Roman érotique (Chapitre I)



Auteur :

Maurice de Vindas, L’Ardente passion, Éd. Librairie Franco-Anglaise, Paris, 1929.


INTRODUCTION

Troublante étude de l’amour naissant chez un adolescent ; mais aussi étude dramatique des ravages que fait dans l’âme d’une femme de trente ans, un amour pour un adolescent. Elle lutte, et afin de fortifier son énergie, elle martyrise le jeune homme qui a révélé en elle, les désirs longtemps assoupis. Elle en fait sa chose, son esclave. Mais enfin, aidé par des cousines astucieuses, il se révolte. À son tour il domine par le fouet, celle qu’il a domptée, goûte alors à l’amertume de cette passion qui la prend tout entière ; ayant connu les caresses de l’adolescence ingénue, elle n’aimera plus jamais un homme, ne trouvant pas sur ses lèvres, la fraîcheur de celles de son petit ami. Quant à lui, ayant vaincu une fois, il ne s’arrête en si bon chemin et les cousines jadis ses alliées, deviennent à leur tour ses esclaves. Le fouet en main, il sera dorénavant, le véritable bourreau des… cœurs et son ambition ne connaîtra plus de bornes.

I

De la grille, il lui jeta, avec un sourire :
- Veillez bien sur mon fils, madame Teillay.

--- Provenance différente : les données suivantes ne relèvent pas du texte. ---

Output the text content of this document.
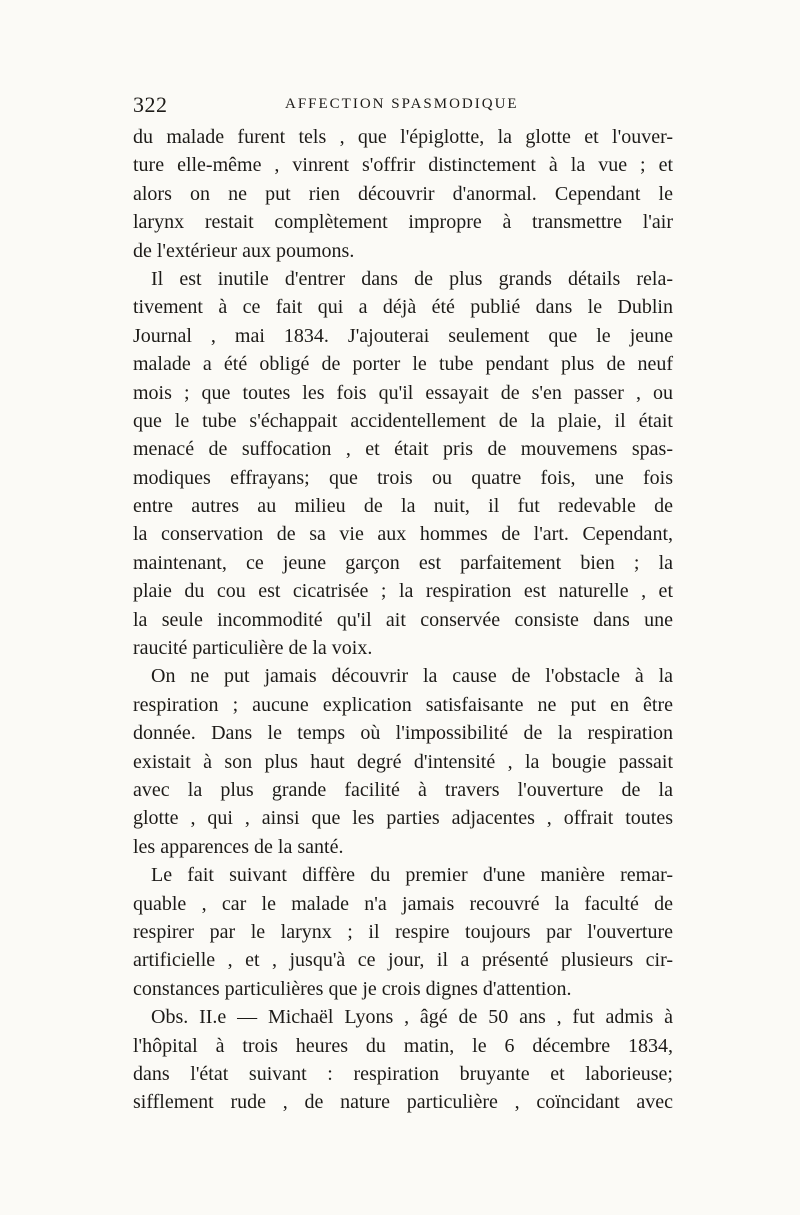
322	AFFECTION SPASMODIQUE
du malade furent tels , que l'épiglotte, la glotte et l'ouver-
ture elle-même , vinrent s'offrir distinctement à la vue ; et
alors on ne put rien découvrir d'anormal. Cependant le
larynx restait complètement impropre à transmettre l'air
de l'extérieur aux poumons.
Il est inutile d'entrer dans de plus grands détails rela-
tivement à ce fait qui a déjà été publié dans le Dublin
Journal , mai 1834. J'ajouterai seulement que le jeune
malade a été obligé de porter le tube pendant plus de neuf
mois ; que toutes les fois qu'il essayait de s'en passer , ou
que le tube s'échappait accidentellement de la plaie, il était
menacé de suffocation , et était pris de mouvemens spas-
modiques effrayans; que trois ou quatre fois, une fois
entre autres au milieu de la nuit, il fut redevable de
la conservation de sa vie aux hommes de l'art. Cependant,
maintenant, ce jeune garçon est parfaitement bien ; la
plaie du cou est cicatrisée ; la respiration est naturelle , et
la seule incommodité qu'il ait conservée consiste dans une
raucité particulière de la voix.
On ne put jamais découvrir la cause de l'obstacle à la
respiration ; aucune explication satisfaisante ne put en être
donnée. Dans le temps où l'impossibilité de la respiration
existait à son plus haut degré d'intensité , la bougie passait
avec la plus grande facilité à travers l'ouverture de la
glotte , qui , ainsi que les parties adjacentes , offrait toutes
les apparences de la santé.
Le fait suivant diffère du premier d'une manière remar-
quable , car le malade n'a jamais recouvré la faculté de
respirer par le larynx ; il respire toujours par l'ouverture
artificielle , et , jusqu'à ce jour, il a présenté plusieurs cir-
constances particulières que je crois dignes d'attention.
Obs. II.e — Michaël Lyons , âgé de 50 ans , fut admis à
l'hôpital à trois heures du matin, le 6 décembre 1834,
dans l'état suivant : respiration bruyante et laborieuse;
sifflement rude , de nature particulière , coïncidant avec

Elle s’inclina, en signe d’assentiment, mais glissant de son côté un regard haineux. Elle le détestait cet homme, sans savoir pourquoi. Simplement parce qu’il était le patron, un parvenu, à qui la fortune avait souri, tandis qu’elle-même, d’une vieille famille bourgeoise, elle se voyait contrainte de travailler, d’être la gouvernante, chez ce veuf solitaire. Quand elle le vit loin sur la route, elle eut un soupir de soulagement : enfin il était parti, il ne serait de retour avant six mois. Pendant tout ce temps, elle serait maîtresse de ce home silencieux, maîtresse d’elle-même.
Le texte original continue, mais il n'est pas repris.